Kafka Streams has an interface, Processor
, the implementation of which is stateful. An example implementation given in the developer guide is:
public class WordCountProcessor implements Processor<String, String> {
private ProcessorContext context;
private KeyValueStore<String, Long> kvStore;
@Override
@SuppressWarnings("unchecked")
public void init(ProcessorContext context) {
// keep the processor context locally because we need it in punctuate() and commit()
this.context = context;
// call this processor's punctuate() method every 1000 time units.
this.context.schedule(1000);
// retrieve the key-value store named "Counts"

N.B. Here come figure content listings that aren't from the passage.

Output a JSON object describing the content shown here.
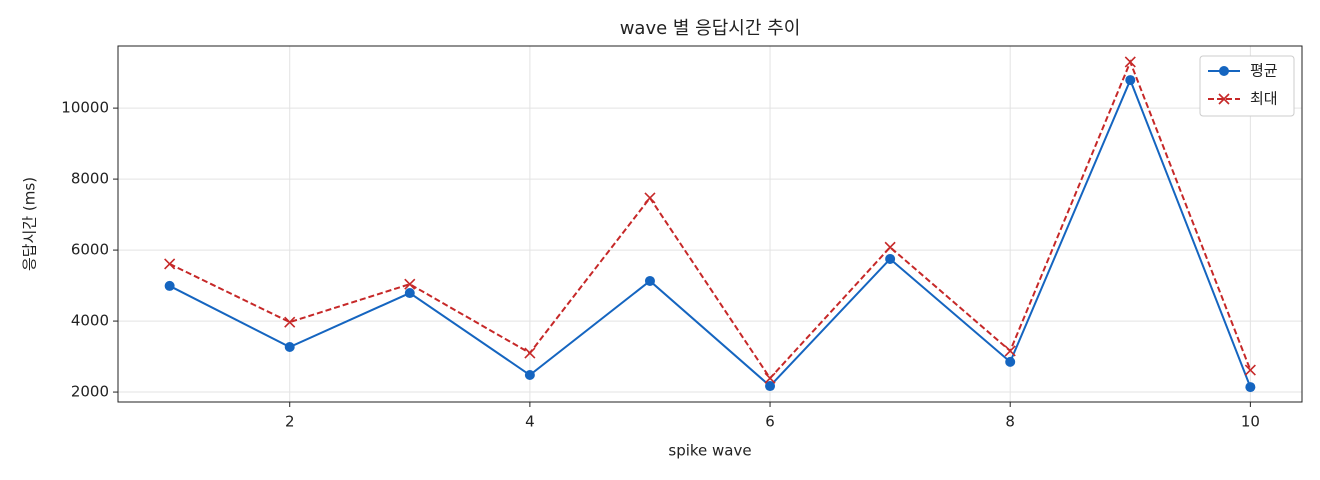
{
  "chart_data": {
    "type": "line",
    "title": "wave 별 응답시간 추이",
    "x_label": "spike wave",
    "y_label": "응답시간 (ms)",
    "x": [
      1,
      2,
      3,
      4,
      5,
      6,
      7,
      8,
      9,
      10
    ],
    "series": [
      {
        "name": "평균",
        "color": "#1565c0",
        "linestyle": "solid",
        "marker": "circle",
        "values": [
          4990,
          3270,
          4790,
          2480,
          5130,
          2170,
          5750,
          2850,
          10790,
          2140
        ]
      },
      {
        "name": "최대",
        "color": "#c62828",
        "linestyle": "dashed",
        "marker": "x",
        "values": [
          5610,
          3970,
          5040,
          3100,
          7470,
          2390,
          6080,
          3160,
          11300,
          2620
        ]
      }
    ],
    "xlim": [
      0.57,
      10.43
    ],
    "xticks": [
      2,
      4,
      6,
      8,
      10
    ],
    "ylim": [
      1720,
      11750
    ],
    "yticks": [
      2000,
      4000,
      6000,
      8000,
      10000
    ],
    "grid": true,
    "legend": "upper right"
  }
}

kvStore = (KeyValueStore) context.getStateStore("Counts");
}
@Override
public void process(String dummy, String line) {
String[] words = line.toLowerCase().split(" ");
for (String word : words) {
Long oldValue = kvStore.get(word);
if (oldValue == null) {
kvStore.put(word, 1L);
} else {
kvStore.put(word, oldValue + 1L);
}
}
}
@Override
public void punctuate(long timestamp) {
KeyValueIterator<String, Long> iter = this.kvStore.all();
while (iter.hasNext()) {
KeyValue<String, Long> entry = iter.next();
context.forward(entry.key, entry.value.toString());
}
iter.close();
// commit the current processing progress
context.commit();
}
@Override
public void close() {
// close the key-value store
kvStore.close();
}
}
The init
method initializes WordCountProcessor
's internal state, such as retrieving a key-value store. Other methods, like process
and close
, make use of this state.
It's not clear to me how to reify
such an interface in Clojure. How would we pass on the state retrieved by init
to process
, close
, etc.?
Using a closure?
One idea I have is to use a closure:
(let [ctx (atom nil)]
(reify Processor
(close [this]
;; Do something w/ ctx
)
(init [this context]
(reset! ctx context))
(process [this k v]
;; Do something w/ ctx
)
(punctuate [this timestamp]
;; Do something w/ ctx
)))
Annoyingly, we'd have to start with the ProcessorContext
object each time, so the key-value store code would be repeated across all methods that need the key-value store.
I don't see a (general) way around that, though on a case-by-case basis we can replace the ctx
atom with more specific state that the methods need.
Is there a better way?